On current trends, Earth's thermometer will cross that threshold in the 2040s, said the report.
The greenhouse gas emissions guaranteeing that outcome will have been released within 10 to 15 years.
Under any scenario, there is no model that projects a 66-percent-or-better chance of holding global warming below 1.5 C, the synthesis of recent scientific studies concluded.
With only a single degree Celsius of warming so far, our planet is already coping with a crescendo of climate impacts including deadly droughts, erratic rainfall, and storm surges engorged by rising seas.
The landmark, 197-nation climate treaty, inked in 2015, calls for limiting global warming to "well under" 2 C, and "pursuing efforts" for the 1.5 C cap.

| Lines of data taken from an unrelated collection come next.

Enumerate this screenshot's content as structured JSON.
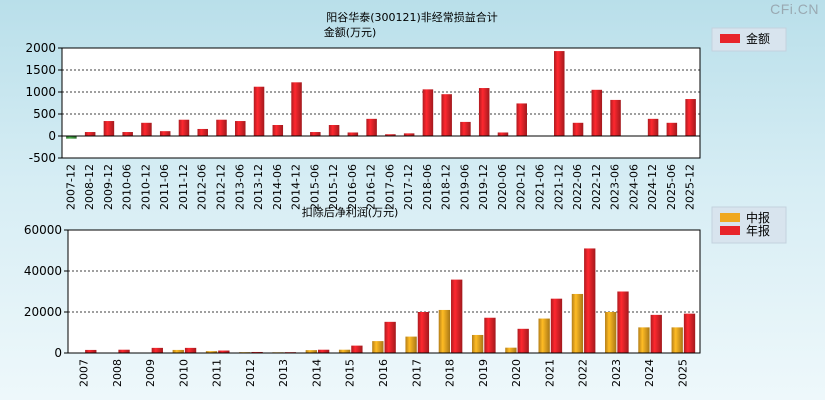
{
  "watermark": "CFi.CN",
  "chart_data": [
    {
      "type": "bar",
      "title": "阳谷华泰(300121)非经常损益合计",
      "subtitle": "金额(万元)",
      "categories": [
        "2007-12",
        "2008-12",
        "2009-12",
        "2010-06",
        "2010-12",
        "2011-06",
        "2011-12",
        "2012-06",
        "2012-12",
        "2013-06",
        "2013-12",
        "2014-06",
        "2014-12",
        "2015-06",
        "2015-12",
        "2016-06",
        "2016-12",
        "2017-06",
        "2017-12",
        "2018-06",
        "2018-12",
        "2019-06",
        "2019-12",
        "2020-06",
        "2020-12",
        "2021-06",
        "2021-12",
        "2022-06",
        "2022-12",
        "2023-06",
        "2024-06",
        "2024-12",
        "2025-06",
        "2025-12"
      ],
      "series": [
        {
          "name": "金额",
          "color": "#e8242a",
          "negative_color": "#3f9a3f",
          "values": [
            -60,
            90,
            340,
            90,
            300,
            110,
            370,
            160,
            370,
            340,
            1120,
            250,
            1220,
            90,
            250,
            80,
            390,
            40,
            60,
            1060,
            950,
            320,
            1090,
            80,
            740,
            0,
            1930,
            300,
            1050,
            820,
            0,
            390,
            300,
            840
          ]
        }
      ],
      "ylim": [
        -500,
        2000
      ],
      "yticks": [
        "2000",
        "1500",
        "1000",
        "500",
        "0",
        "-500"
      ],
      "legend": [
        "金额"
      ],
      "legend_position": "right"
    },
    {
      "type": "bar",
      "title": "扣除后净利润(万元)",
      "categories": [
        "2007",
        "2008",
        "2009",
        "2010",
        "2011",
        "2012",
        "2013",
        "2014",
        "2015",
        "2016",
        "2017",
        "2018",
        "2019",
        "2020",
        "2021",
        "2022",
        "2023",
        "2024",
        "2025"
      ],
      "series": [
        {
          "name": "中报",
          "color": "#f0a820",
          "values": [
            0,
            0,
            0,
            1500,
            900,
            400,
            350,
            1400,
            1600,
            5800,
            8000,
            21000,
            8800,
            2600,
            16800,
            28800,
            20000,
            12500,
            12500
          ]
        },
        {
          "name": "年报",
          "color": "#e8242a",
          "values": [
            1500,
            1600,
            2500,
            2500,
            1200,
            500,
            400,
            1600,
            3600,
            15200,
            20000,
            35800,
            17200,
            11800,
            26500,
            51000,
            30000,
            18600,
            19200
          ]
        }
      ],
      "ylim": [
        0,
        60000
      ],
      "yticks": [
        "60000",
        "40000",
        "20000",
        "0"
      ],
      "legend": [
        "中报",
        "年报"
      ],
      "legend_position": "right"
    }
  ]
}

All countries made voluntary carbon-cutting pledges, running out to 2030.
At the same time, the UN's Intergovernmental Panel for Climate Change (IPCC) was mandated to prepare a special 1.5 C report covering impacts and feasibility.
The final version, vetted by governments, will be unveiled in October.

Moral hazard
Pressure for the lower temperature target and the report came from nations whose fate could turn on the half-degree difference between a 1.5 C and 2 C world.

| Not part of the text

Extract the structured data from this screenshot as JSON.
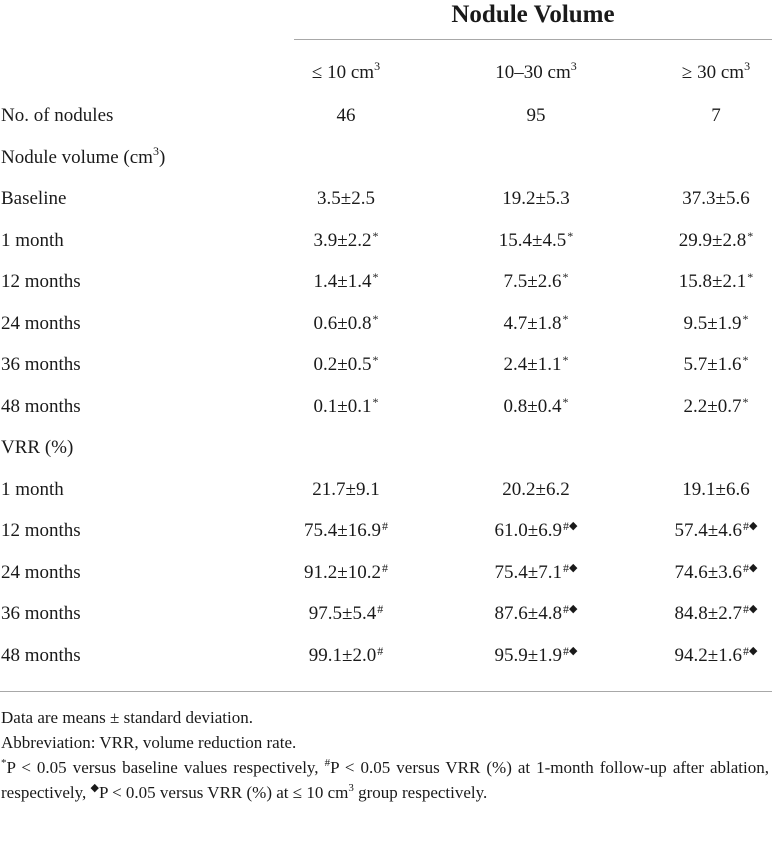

Rising seas, for example, threaten the existence of small island states and could displace tens of millions in Bangladesh, Vietnam and other counties with densely populated river deltas.
"There is a tipping point on sea level rise" -- driven mainly by melting icesheets on Greenland and Antarctica -- "somewhere between 1.5 C and 2 C," said Hans Joachim Schellnhuber, director of the Potsdam Institute for Climate Impact Research.
"With 2C, according to our models, sea level will just keep on rising," he told AFP.
A pregnant Somali woman sits by a tree trunk outside Dadaab. Photo: AP
The pathways that do exist for stabilising at 1.5 C would require breaching that threshold and then dialling down Earth's surface temperature by drawing CO2 out of the atmosphere and then using if for fuel or storing it underground.
None of technologies that do this exist today on an industrial scale, and some experts fear the long-shot 1.5 C target could pose problems of its own.
"Any scenario for 1.5 C stabilisation likely requires a dubious dependence on 'negative emissions' technologies, whereas 2 C stabilisation is still possible without that," said Michael Mann, director of the Earth System Science Center at Pennsylvania State University.
The lure of silver-bullet fixes, he and others point out, could weaken resolve to reduce greenhouse emissions at their source -- an unintended side-effect known as "moral hazard".
Ensuring even a 50/50 chance of a 1.5 C world would require the equivalent of a climate change Marshall Plan, the study concluded.

Lifestyle changes
By 2050, carbon dioxide emissions would need to fall to "net" zero, meaning that any CO2 released into the air would have to be offset. Renewable energy sources -- mainly solar and wind -- would by then be the dominant energy source, and burning coal a distant memory.
Other planet-warming gases such as methane and HFCs would also have to be drastically reduced.
"Rapid and large-scale behaviour and lifestyle changes," such as a shift away from eating meat, will also be essential, the report said.
"We don’t have any margin for less than total commitment," said Chris Field, Director of the Stanford Woods Institute for the Environment in California and a former co-chair of the IPCC's Working Group II.
"Tackling climate is making serious investments more than making exactly the right mix of investments."
IPCC officials and scientists cautioned that the report -- which has already gone through three rounds of editing by scientists -- is bound to change before it is approved by governments at a meeting in October.
"Drafts are collective works-in-progress that do not necessarily represent the IPCC's final assessment," said IPCC spokesman Jonathan Lynn.
The current review cycle is the first in which government officials will submit comments.
"The final approval process is a dialogue between governments -- which have requested and will use the report -- and the scientists who have written it," he told AFP.